A second advantage is elite cohesion. The US political system is more centralized at the federal level than the Canadian one, but the political tension between Democrats and Republicans is far greater than that between political parties in Canada. When it comes to defending energy and resource exports, Canadian political leaders and provinces tend to consolidate quickly, despite otherwise having little in common. Individual Canadian provinces have built close economic relationships with several Democrat-leaning US states. This dynamic weakens unity behind Trump’s trade war efforts and creates pressure to negotiate. Perhaps this is why Trump initially framed his tariffs as a response to illegal flows of drugs and people across the Canadian border rather than an effort to reconfigure trade.

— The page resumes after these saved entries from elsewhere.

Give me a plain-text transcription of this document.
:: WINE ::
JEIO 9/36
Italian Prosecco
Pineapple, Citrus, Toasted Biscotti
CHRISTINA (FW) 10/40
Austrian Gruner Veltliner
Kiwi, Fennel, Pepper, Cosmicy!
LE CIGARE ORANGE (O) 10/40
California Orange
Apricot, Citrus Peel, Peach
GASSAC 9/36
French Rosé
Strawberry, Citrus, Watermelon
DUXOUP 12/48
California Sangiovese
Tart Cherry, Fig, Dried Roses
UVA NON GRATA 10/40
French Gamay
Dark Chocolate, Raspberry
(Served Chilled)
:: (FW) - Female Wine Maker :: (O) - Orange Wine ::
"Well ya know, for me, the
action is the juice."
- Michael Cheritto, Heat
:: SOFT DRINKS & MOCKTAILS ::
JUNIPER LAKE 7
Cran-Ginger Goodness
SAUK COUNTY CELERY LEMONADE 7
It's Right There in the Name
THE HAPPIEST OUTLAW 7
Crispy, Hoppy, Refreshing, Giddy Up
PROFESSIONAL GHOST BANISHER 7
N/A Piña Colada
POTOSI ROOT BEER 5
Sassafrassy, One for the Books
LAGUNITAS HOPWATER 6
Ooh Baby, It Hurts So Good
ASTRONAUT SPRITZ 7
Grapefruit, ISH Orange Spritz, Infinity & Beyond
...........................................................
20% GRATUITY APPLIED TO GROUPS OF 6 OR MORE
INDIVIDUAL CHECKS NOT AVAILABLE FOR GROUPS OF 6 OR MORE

Canada nevertheless appears poised to lose this round. Chrystia Freeland, Canada’s former finance minister who was a contender for the Liberal Party leadership, recently suggested that Canada should align itself with nuclear-armed NATO members as protection against the United States. While this may be mere rhetoric, it reflects a growing sentiment among traditional US allies. European leaders, along with Canada, are receiving a clear signal that the United States is withdrawing from its partnerships, prompting efforts to adapt to a new geopolitical paradigm. Already, Canadian provinces have pledged to reduce internal trade barriers between provinces. In the long term, the best-case scenario is that Canada finally develops its transatlantic and Pacific trade routes and domestic transportation infrastructure. But such a transition will not come without a painful adjustment period.